Ius Italicum or ius italicum (Latin, Italian or Italic law) was a law in the early Roman Empire that allowed the emperors to grant cities outside Italy the legal fiction that they were on Italian soil. This meant that the city would be governed under Roman law rather than local law, and it would have a greater degree of autonomy in their relations with provincial governors. As Roman citizens, people were able to buy and sell property, were exempt from land tax and the poll tax, and were entitled to protection under Roman law. Ius Italicum was the highest liberty a municipality or province could obtain and was considered very favorable. Emperors, such as Augustus and Septimius Severus, made use of the law during their reign.

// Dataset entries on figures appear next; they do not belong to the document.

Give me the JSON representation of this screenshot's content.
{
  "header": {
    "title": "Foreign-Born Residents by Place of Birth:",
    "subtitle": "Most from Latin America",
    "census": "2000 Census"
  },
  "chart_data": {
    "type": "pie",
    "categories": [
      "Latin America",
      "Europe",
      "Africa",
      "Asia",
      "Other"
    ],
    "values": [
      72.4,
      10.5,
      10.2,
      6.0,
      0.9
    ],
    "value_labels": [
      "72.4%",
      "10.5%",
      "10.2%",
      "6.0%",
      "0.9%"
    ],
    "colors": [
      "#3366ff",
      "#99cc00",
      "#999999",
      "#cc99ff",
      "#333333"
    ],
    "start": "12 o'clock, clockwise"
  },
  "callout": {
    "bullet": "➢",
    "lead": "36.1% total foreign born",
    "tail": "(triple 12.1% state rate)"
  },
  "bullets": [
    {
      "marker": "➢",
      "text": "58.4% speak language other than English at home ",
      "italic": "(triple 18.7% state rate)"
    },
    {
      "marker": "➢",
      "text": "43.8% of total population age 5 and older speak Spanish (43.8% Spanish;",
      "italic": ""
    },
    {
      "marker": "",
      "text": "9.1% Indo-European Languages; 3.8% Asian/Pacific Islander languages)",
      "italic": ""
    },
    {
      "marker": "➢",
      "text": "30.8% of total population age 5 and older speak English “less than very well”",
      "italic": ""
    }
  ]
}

== Augustus' enactment of the law ==
Emperor Augustus was one of the first Emperors to implement the law of Ius Italicum during his reign. During Emperor Augustus' reign he gave land-grants to veterans who participated in civil wars to reward them for their efforts. The early Roman Empire saw the creation of colonies; settlers in Roman citizen colonies (colonia civium Romanorum) had the same rights and legal privileges as cives. Military Roman colonies founded by Augustus, the first Roman emperor, were to house the civil war veterans while overseas civilian colonies were settled by Roman civilians who were deprived of their property by returning soldiers. Ancient literary sources enumerate some of the cities that were granted the privilege of Ius Italicum. The Digest, a book compiled of published Ancient Roman laws, lists the Roman colonies that were granted the privilege of Ius Italicum.

This list comprises 16 colonies founded by Augustus Caesar: Berytus, Apamea, Sinope, Philippi, Alexandria Troas, Dyrrhacium, Pax Julia, Emerita, Valentia, Ilici, Lugdunum, Vienna, Cassandrea, Dium, Parium, Antioch of Pisidia. Augustus also enacted the law of Ius Italicum on the following cities in order to house his military legion: Arausio, Baeterrae, Barcino, Caesaraugusta, Cartenna, Corduba, Forum Julii, Gunugu, Narbo, Patrae, Rusazu, Rusguinae, Saldae, Thermae Himeraeae, Thuburbo Minus, Thuburnica, Tubusuctu and Uthina. Providing land for veterans was a high priority to Augustus and is reflected by the number of colonies that received Ius Italicum. This act was done sparingly as it was economically costly for the Roman Empire because the empire could not receive taxes from cities under this law.

== Later emperors' enactment of the Law ==
Septimius Severus, an emperor of African origin, granted Ius Italicum to several Roman municipalities in Africa including his own. The effects of this were that their land, although outside the physical boundaries of Rome, would fall under Roman law. The colony of Carthage was founded by Caesar, re-founded by Augustus, and given Ius Italicum by Septimius Severus. After a civil war in which Greece cooperated with Severus he then granted several more cities this honour as a reward.

According to the Digest, under Claudius's rule the Flavians, Trajan, and Ara Agrippinensium and three other colonies are known to have been founded and received Ius Italicum. In his Natural History (3.25), Pliny adds Acci and Libisosa to the list of Augustan cities possessing Ius Italicum. Later, Trajan founded two colonies on the Danube, one of which, Colonia Ulpia Traiana Augusta Dacica Sarmizegetusa, also received this honour.